Qui i detenuti di varie nazionalità europee progettarono dei Giochi simbolici per riappropriarsi di quella dignità che i nazisti quotidianamente calpestano. Scoperti dai loro aguzzini, accettano la sfida impossibile posta dai tedeschi, intenzionati a disputare davvero le Olimpiadi per dimostrare definitivamente la loro superiorità su di loro. I prigionieri accettano, non perché credono di poterli sconfiggere sul campo - nelle condizioni in cui sono, denutriti e debilitati, sarebbe impossibile - ma perché con l'aiuto della Resistenza, distraendo i tedeschi con le gare, potranno salvare le vite innocenti di donne e bambini rinchiusi in un campo di transito adiacente. Pur essendo i personaggi e le situazioni rappresentati frutto di fantasia, il film vuole onorare quei fatti e gli uomini che ne furono protagonisti, il loro coraggio e il loro insopprimibile senso sportivo.
La fiction di Alfredo Peyretti «L'Olimpiade nascosta», in onda domenica 27 e lunedì 28 maggio, porta alla luce questo episodio della storia riferendosi a quella del 1944, attraverso una vicenda romanzata che racconta le gare sportive all'interno del campo, disputate da prigionieri malconci per riuscire a coprire la fuga di alcuni ebrei da un campo adiacente. Girata in inglese per essere venduta all'estero, la miniserie è prodotta da Luca Barbareschi ed è stata girata a Theresienstadt, l'antica fortezza a forma di stella nei dintorni di Praga, edificata nel 1780 dall'imperatore d'Austria Giuseppe II e trasformata dai nazisti in campo di concentramento e di transito verso i luoghi di sterminio. «La vera sfida - ha spiegato il regista alla presentazione della fiction - era quella di raccontare una storia d'amore e di sport, quindi una storia di sentimenti e di performance fisiche, in un luogo come Theresienstadt, dove morirono 33mila internati». Nella miniserie il prigioniero italiano interpretato da Alessandro Roja si innamora di Kasia, una ragazza polacca interpretata da Cristiana Capotondi, che ha affermato: «Nel film c'è l'epica dello sport e un tema come l'Olocausto, che amalgamate alla storia d'amore credo facciano la forza di questa grande storia».

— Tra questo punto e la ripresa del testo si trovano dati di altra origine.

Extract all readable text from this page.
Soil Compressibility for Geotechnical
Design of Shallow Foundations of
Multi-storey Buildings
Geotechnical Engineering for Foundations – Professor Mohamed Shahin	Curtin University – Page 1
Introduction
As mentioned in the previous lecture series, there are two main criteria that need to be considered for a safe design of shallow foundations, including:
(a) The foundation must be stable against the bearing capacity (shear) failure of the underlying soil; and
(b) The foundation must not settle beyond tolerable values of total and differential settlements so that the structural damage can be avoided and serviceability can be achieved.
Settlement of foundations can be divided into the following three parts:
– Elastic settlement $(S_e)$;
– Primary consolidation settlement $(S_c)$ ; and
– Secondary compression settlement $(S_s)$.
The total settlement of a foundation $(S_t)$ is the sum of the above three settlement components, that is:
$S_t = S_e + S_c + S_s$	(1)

Di quelle Olimpiadi dimenticate si trova traccia nel Museo dello Sport di Varsavia nel quale sono conservati piccoli oggetti ricavati dal nulla ma essenziali per far rivivere anche all'interno di quei lugubri recinti dei veri Giochi Olimpici: uno straccio consunto con i cinque cerchi dipinti a mano che fu la bandiera del '40, le coppe ricavate con delle gavette, le medaglie disegnate sul cartone, i gagliardetti decorati con il filo spinato quale premio per i vincitori. Vietate prove come il salto con l'asta, per timore di fughe; vietati gli sport di estrazione militare, come la scherma, perchè si temevano sommosse. Eppure ci furono anche allora dei veri e propri eroi. Fra tutti Teodor Niewiadomski, considerato la mente delle Olimpiadi del 1940: si inventò gli inni nazionali suonati di nascosto con un'armonica; introdusse il getto della pietra, non essendo disponibile un peso regolare, mascherò con la biancheria stesa il campo di pallavolo. «Peccato che il Cio (il Comitato internazionale Olimpico) sia finora risultato sordo alle richieste di concedere un riconoscimento morale a quei giochi dimenticati», così il produttore Luca Barbareschi.

Del caso si sta occupando Mario Pescante, vicepresidente del Cio.